Remittances Provide Strong Mobile Money Opportunity
In September 2013, only three months after launching mobile money services in Lesotho, Vodacom had already signed up 260,000 mobile money users, equal to 13% of the population. While the instant success of M-Pesa in Lesotho demonstrates the large opportunity for growth within the country, BMI believes expansion into cross-border transactions between South Africa and Lesotho will sustain growth over the long term.

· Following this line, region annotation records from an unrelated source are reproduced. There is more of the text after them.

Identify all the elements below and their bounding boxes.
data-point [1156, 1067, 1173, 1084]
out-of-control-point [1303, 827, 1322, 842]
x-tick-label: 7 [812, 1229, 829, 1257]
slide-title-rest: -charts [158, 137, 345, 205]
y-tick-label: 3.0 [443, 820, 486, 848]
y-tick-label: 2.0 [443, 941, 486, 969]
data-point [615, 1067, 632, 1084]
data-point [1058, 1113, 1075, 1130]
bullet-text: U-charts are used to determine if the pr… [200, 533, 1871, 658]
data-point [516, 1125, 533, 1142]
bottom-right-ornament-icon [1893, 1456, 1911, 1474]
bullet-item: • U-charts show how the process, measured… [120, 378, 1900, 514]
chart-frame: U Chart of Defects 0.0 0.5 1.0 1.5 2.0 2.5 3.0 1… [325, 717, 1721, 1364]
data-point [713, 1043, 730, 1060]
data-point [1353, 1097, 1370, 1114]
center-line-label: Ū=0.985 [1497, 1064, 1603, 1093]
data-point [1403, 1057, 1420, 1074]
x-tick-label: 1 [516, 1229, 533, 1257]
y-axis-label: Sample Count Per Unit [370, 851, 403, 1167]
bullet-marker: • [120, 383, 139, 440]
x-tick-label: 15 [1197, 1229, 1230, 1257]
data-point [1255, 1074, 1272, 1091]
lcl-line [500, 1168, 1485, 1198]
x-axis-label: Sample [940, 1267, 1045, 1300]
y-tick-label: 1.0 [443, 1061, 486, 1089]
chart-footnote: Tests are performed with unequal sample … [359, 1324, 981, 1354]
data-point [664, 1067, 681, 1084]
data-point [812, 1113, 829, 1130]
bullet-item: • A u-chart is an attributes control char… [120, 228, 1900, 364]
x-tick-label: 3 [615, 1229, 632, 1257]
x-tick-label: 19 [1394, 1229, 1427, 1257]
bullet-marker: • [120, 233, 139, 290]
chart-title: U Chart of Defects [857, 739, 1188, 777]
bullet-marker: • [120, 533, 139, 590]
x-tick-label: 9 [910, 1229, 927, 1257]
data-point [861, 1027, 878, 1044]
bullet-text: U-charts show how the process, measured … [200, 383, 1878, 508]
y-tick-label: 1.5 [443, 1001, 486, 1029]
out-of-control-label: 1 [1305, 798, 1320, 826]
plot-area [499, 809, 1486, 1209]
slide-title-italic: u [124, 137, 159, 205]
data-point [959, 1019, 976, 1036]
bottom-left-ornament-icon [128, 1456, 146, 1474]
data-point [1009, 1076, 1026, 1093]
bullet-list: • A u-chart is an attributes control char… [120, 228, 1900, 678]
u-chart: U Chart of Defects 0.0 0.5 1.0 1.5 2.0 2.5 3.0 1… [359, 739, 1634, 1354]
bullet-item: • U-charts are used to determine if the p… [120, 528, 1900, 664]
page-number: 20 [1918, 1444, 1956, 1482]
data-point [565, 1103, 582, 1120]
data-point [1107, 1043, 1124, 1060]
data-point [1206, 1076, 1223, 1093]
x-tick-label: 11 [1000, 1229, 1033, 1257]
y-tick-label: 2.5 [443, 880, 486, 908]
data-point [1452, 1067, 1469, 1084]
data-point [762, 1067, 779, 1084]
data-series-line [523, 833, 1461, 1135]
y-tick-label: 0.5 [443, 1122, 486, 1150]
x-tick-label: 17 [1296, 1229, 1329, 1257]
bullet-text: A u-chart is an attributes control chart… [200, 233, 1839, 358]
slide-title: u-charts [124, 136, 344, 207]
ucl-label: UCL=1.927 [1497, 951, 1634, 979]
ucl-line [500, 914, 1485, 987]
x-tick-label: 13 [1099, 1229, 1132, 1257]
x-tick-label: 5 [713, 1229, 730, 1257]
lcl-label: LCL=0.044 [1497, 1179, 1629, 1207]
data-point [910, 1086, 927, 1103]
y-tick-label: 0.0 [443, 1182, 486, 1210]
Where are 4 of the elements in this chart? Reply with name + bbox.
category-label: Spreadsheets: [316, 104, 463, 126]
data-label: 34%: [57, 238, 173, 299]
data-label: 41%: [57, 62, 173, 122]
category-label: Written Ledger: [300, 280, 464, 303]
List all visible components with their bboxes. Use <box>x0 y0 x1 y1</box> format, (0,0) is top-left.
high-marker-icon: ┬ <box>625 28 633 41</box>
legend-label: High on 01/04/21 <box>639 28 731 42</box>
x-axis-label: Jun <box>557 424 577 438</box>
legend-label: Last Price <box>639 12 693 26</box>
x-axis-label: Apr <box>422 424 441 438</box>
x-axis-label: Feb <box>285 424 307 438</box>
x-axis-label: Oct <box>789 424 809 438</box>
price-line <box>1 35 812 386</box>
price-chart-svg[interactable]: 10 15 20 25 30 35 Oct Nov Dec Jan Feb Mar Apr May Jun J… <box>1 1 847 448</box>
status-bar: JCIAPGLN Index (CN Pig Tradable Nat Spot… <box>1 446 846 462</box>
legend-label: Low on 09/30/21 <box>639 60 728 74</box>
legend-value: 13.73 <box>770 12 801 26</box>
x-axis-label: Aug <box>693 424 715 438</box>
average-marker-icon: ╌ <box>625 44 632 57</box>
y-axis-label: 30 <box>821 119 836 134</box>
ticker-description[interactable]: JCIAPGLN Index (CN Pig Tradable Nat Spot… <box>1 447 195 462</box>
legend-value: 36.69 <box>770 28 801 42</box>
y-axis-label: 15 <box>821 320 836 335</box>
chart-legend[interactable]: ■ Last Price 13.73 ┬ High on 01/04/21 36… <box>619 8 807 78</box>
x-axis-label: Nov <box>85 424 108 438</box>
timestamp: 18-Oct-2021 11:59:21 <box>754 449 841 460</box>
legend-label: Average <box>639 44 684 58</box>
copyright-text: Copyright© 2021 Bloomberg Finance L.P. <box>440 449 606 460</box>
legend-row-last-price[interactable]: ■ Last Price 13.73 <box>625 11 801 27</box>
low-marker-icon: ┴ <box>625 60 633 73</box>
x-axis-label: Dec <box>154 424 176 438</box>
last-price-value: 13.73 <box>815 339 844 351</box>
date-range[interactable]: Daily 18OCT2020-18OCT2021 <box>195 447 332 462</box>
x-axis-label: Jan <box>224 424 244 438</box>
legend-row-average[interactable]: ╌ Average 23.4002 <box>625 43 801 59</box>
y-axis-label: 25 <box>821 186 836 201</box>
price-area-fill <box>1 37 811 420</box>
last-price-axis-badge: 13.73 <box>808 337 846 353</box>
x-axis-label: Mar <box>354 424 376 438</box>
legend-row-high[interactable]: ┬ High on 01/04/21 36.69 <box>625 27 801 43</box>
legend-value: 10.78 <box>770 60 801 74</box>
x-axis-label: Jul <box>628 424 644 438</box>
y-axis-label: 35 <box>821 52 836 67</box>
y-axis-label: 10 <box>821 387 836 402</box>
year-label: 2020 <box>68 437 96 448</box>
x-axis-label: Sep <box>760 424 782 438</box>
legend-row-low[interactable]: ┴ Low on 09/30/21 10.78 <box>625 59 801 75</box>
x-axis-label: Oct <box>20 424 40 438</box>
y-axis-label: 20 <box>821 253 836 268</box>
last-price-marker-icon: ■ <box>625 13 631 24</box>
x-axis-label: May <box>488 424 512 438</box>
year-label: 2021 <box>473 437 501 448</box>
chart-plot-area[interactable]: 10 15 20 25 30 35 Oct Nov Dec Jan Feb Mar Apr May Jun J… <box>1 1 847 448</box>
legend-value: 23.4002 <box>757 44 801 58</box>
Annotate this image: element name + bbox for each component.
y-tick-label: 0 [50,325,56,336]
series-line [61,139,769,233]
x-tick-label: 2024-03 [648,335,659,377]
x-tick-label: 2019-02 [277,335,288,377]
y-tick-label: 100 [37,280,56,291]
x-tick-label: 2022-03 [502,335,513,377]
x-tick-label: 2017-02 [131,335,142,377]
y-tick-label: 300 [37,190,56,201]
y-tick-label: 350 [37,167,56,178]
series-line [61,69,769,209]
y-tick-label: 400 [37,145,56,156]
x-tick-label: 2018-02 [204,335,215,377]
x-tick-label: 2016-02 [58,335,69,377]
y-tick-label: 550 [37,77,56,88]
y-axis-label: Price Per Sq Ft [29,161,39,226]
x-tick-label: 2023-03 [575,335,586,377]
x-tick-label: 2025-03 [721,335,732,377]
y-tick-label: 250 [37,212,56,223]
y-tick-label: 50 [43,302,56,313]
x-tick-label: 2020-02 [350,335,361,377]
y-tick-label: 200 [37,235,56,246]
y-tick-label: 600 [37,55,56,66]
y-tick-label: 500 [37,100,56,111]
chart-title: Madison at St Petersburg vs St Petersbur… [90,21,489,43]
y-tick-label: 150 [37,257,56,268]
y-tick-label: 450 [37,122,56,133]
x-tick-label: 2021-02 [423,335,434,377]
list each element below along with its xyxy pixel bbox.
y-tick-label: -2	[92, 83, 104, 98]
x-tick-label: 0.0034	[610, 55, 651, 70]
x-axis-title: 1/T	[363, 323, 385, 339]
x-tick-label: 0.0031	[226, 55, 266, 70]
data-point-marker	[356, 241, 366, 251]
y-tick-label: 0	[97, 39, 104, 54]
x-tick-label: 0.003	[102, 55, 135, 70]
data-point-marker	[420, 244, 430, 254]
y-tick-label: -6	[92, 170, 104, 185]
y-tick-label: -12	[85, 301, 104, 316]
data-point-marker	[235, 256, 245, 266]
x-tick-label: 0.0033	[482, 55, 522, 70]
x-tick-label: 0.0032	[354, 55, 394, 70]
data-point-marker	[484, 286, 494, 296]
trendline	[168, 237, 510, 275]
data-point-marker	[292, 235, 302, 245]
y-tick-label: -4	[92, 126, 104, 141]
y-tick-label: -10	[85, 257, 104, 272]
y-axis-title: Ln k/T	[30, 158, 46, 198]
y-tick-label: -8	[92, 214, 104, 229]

Vodacom has leveraged its experience of launching mobile financial services in four other markets, Tanzania, Mozambique, DRC and South Africa, for its expansion into Lesotho. The operator set up well-prepared and well-informed distribution agents and offered 30% extra airtime for those who topped up using M-Pesa in order to quickly increase awareness and stimulate strong initial uptake of the service.
|Mobile Money Offsets Stagnating Subscriber Growth|
|Lesotho Mobile Growth Forecast, 2010-2017|
This was complemented by fundamental macroeconomic circumstances favouring uptake of mobile money in Lesotho. Approximately 80% of people in Lesotho do not have access to the formal banking sector, both because of the high cost of banking services and because nearly 72% of the population live in isolated and mountainous rural areas, according to BMI in 2012. These factors enabled the operator to record a 60% increase in transactions each month and expand services to include payment of utility bills and transfers between M-Pesa and bank accounts ahead of schedule.
Although mobile penetration in Lesotho is set to stagnate around 68% during our forecast period to 2017, which could limit mobile money usage, BMI believes the prospect of introducing mobile money services across the South Africa-Lesotho border should provide substantial growth opportunities. The World Bank estimates that in 2012 US$602mn of remittances flowed into Lesotho, equal to 27% of the country's GDP for 2011. Remittances may also increase in the coming years, as declining demand for Lesotho's textile and manufacturing exports could drive an increasing number of people to seek work across the border in South Africa. Vodacom is already preparing to tap into this opportunity, with talks between the Central Bank of Lesotho and the Reserve Bank of South Africa to facilitate cross-border transactions already underway.